Ahh...you'll get through it looking like a hero!

Efen said...

Geez....amazing how much $$$ is spent on kids parties these days. Little kids don't care how fancy anything is...they just want to have fun. Some parents on the other hand.....

Christine said...

First of all...this sis, her partner and mom succeeded in their Saturday mission. Kudos to them. Actually that gives SCM all day to clean up anyway. :-)

Efen: The PROBLEM with stupid parents like me is we throw these extreme parties and soon the spawn start to expect it. As a matter of fact..when I mentioned to sis that her party plans were a tad overboard she responded with "this from the person who hires an entire carnival for her kid's birthday every year" Ummm..touche.

Daughter is planning her 10th and has given me her request for a water slide, a snow cone machine and face painting.

Yeah....I take full responsibility for that....

Anonymous said...

My daughter is having her first communion/confirmation in April, so I know what you mean. The classes... dear Lord (oops..) the freaking preparation. And the dress. And the dinner. Yikes.

Good luck with that.

Karen said...

I am surprised your sister didn't want to rent a hall for the event. Sounds like a fun time. I want to see photos.

Christine said...

hmmm A Hall sounds like a GREAT idea... Anyone want to volunteer to make a long distance call and suggest that? :-)

Coffeypot said...

I'm there. Oh My God! I finally made it to the Kewl Kids Table. Coooolllll!

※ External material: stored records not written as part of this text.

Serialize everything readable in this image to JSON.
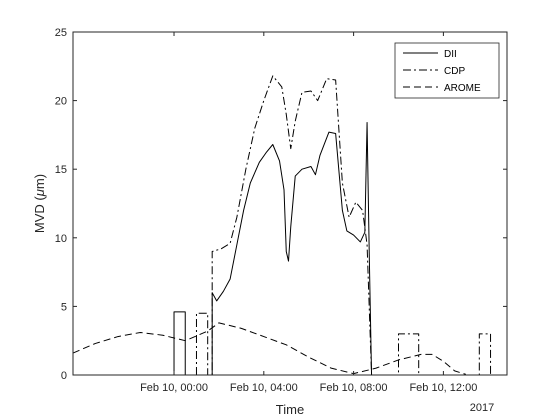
{
  "chart_data": {
    "type": "line",
    "xlabel": "Time",
    "ylabel": "MVD (μm)",
    "ylabel_parts": [
      "MVD (",
      "μ",
      "m)"
    ],
    "x_offset_label": "2017",
    "xlim": [
      "Feb 09, 19:30",
      "Feb 10, 14:50"
    ],
    "ylim": [
      0,
      25
    ],
    "x_ticks": [
      "Feb 10, 00:00",
      "Feb 10, 04:00",
      "Feb 10, 08:00",
      "Feb 10, 12:00"
    ],
    "y_ticks": [
      "0",
      "5",
      "10",
      "15",
      "20",
      "25"
    ],
    "legend_position": "top-right",
    "series": [
      {
        "name": "DII",
        "style": "solid",
        "color": "#000000",
        "points": [
          [
            "Feb 10, 00:00",
            0
          ],
          [
            "Feb 10, 00:00",
            4.6
          ],
          [
            "Feb 10, 00:30",
            4.6
          ],
          [
            "Feb 10, 00:30",
            0
          ],
          [
            "Feb 10, 01:42",
            0
          ],
          [
            "Feb 10, 01:42",
            6.0
          ],
          [
            "Feb 10, 01:54",
            5.4
          ],
          [
            "Feb 10, 02:12",
            6.1
          ],
          [
            "Feb 10, 02:30",
            7.0
          ],
          [
            "Feb 10, 02:48",
            9.5
          ],
          [
            "Feb 10, 03:06",
            12.0
          ],
          [
            "Feb 10, 03:24",
            14.0
          ],
          [
            "Feb 10, 03:48",
            15.5
          ],
          [
            "Feb 10, 04:06",
            16.2
          ],
          [
            "Feb 10, 04:24",
            16.8
          ],
          [
            "Feb 10, 04:42",
            15.6
          ],
          [
            "Feb 10, 04:54",
            13.5
          ],
          [
            "Feb 10, 05:00",
            9.0
          ],
          [
            "Feb 10, 05:06",
            8.3
          ],
          [
            "Feb 10, 05:12",
            10.8
          ],
          [
            "Feb 10, 05:24",
            14.5
          ],
          [
            "Feb 10, 05:42",
            15.0
          ],
          [
            "Feb 10, 06:06",
            15.2
          ],
          [
            "Feb 10, 06:18",
            14.6
          ],
          [
            "Feb 10, 06:30",
            16.0
          ],
          [
            "Feb 10, 06:54",
            17.7
          ],
          [
            "Feb 10, 07:12",
            17.6
          ],
          [
            "Feb 10, 07:30",
            12.0
          ],
          [
            "Feb 10, 07:42",
            10.5
          ],
          [
            "Feb 10, 08:00",
            10.2
          ],
          [
            "Feb 10, 08:18",
            9.7
          ],
          [
            "Feb 10, 08:30",
            10.4
          ],
          [
            "Feb 10, 08:36",
            18.4
          ],
          [
            "Feb 10, 08:42",
            8.5
          ],
          [
            "Feb 10, 08:48",
            0
          ]
        ]
      },
      {
        "name": "CDP",
        "style": "dashdot",
        "color": "#000000",
        "points": [
          [
            "Feb 10, 01:00",
            0
          ],
          [
            "Feb 10, 01:00",
            4.5
          ],
          [
            "Feb 10, 01:30",
            4.5
          ],
          [
            "Feb 10, 01:30",
            0
          ],
          [
            "Feb 10, 01:42",
            0
          ],
          [
            "Feb 10, 01:42",
            9.0
          ],
          [
            "Feb 10, 02:06",
            9.2
          ],
          [
            "Feb 10, 02:30",
            9.6
          ],
          [
            "Feb 10, 02:48",
            11.5
          ],
          [
            "Feb 10, 03:12",
            15.0
          ],
          [
            "Feb 10, 03:36",
            18.0
          ],
          [
            "Feb 10, 04:00",
            20.0
          ],
          [
            "Feb 10, 04:24",
            21.8
          ],
          [
            "Feb 10, 04:48",
            21.0
          ],
          [
            "Feb 10, 05:00",
            19.0
          ],
          [
            "Feb 10, 05:12",
            16.5
          ],
          [
            "Feb 10, 05:24",
            18.5
          ],
          [
            "Feb 10, 05:42",
            20.6
          ],
          [
            "Feb 10, 06:06",
            20.7
          ],
          [
            "Feb 10, 06:24",
            20.0
          ],
          [
            "Feb 10, 06:48",
            21.6
          ],
          [
            "Feb 10, 07:12",
            21.5
          ],
          [
            "Feb 10, 07:30",
            14.0
          ],
          [
            "Feb 10, 07:48",
            11.5
          ],
          [
            "Feb 10, 08:06",
            12.6
          ],
          [
            "Feb 10, 08:24",
            12.0
          ],
          [
            "Feb 10, 08:36",
            9.5
          ],
          [
            "Feb 10, 08:48",
            0
          ],
          [
            "Feb 10, 10:00",
            0
          ],
          [
            "Feb 10, 10:00",
            3.0
          ],
          [
            "Feb 10, 10:54",
            3.0
          ],
          [
            "Feb 10, 10:54",
            0
          ],
          [
            "Feb 10, 13:36",
            0
          ],
          [
            "Feb 10, 13:36",
            3.0
          ],
          [
            "Feb 10, 14:06",
            3.0
          ],
          [
            "Feb 10, 14:06",
            0
          ]
        ]
      },
      {
        "name": "AROME",
        "style": "dashed",
        "color": "#000000",
        "points": [
          [
            "Feb 09, 19:30",
            1.6
          ],
          [
            "Feb 09, 20:30",
            2.3
          ],
          [
            "Feb 09, 21:30",
            2.8
          ],
          [
            "Feb 09, 22:30",
            3.1
          ],
          [
            "Feb 09, 23:30",
            2.9
          ],
          [
            "Feb 10, 00:30",
            2.5
          ],
          [
            "Feb 10, 01:30",
            3.2
          ],
          [
            "Feb 10, 02:00",
            3.8
          ],
          [
            "Feb 10, 03:00",
            3.4
          ],
          [
            "Feb 10, 04:00",
            2.8
          ],
          [
            "Feb 10, 05:00",
            2.2
          ],
          [
            "Feb 10, 06:00",
            1.3
          ],
          [
            "Feb 10, 07:00",
            0.5
          ],
          [
            "Feb 10, 08:00",
            0.1
          ],
          [
            "Feb 10, 09:00",
            0.5
          ],
          [
            "Feb 10, 10:00",
            1.1
          ],
          [
            "Feb 10, 11:00",
            1.5
          ],
          [
            "Feb 10, 11:30",
            1.5
          ],
          [
            "Feb 10, 12:00",
            1.0
          ],
          [
            "Feb 10, 12:30",
            0.3
          ],
          [
            "Feb 10, 13:00",
            0.05
          ]
        ]
      }
    ]
  }
}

Personally I think baby christening is kind of cruel. I mean, hitting the baby over the head with a Champaign bottle seems a little too much just to give it a name.

GiGi said...

It takes a frickin' act of congress to get my whole family together on the same date. I am all about simplicity for the baptismal celebrations - no invitations are needed. I hate when people do that. Just be at the damn church when I say, and come over for some bad pizza and sodas when it's done!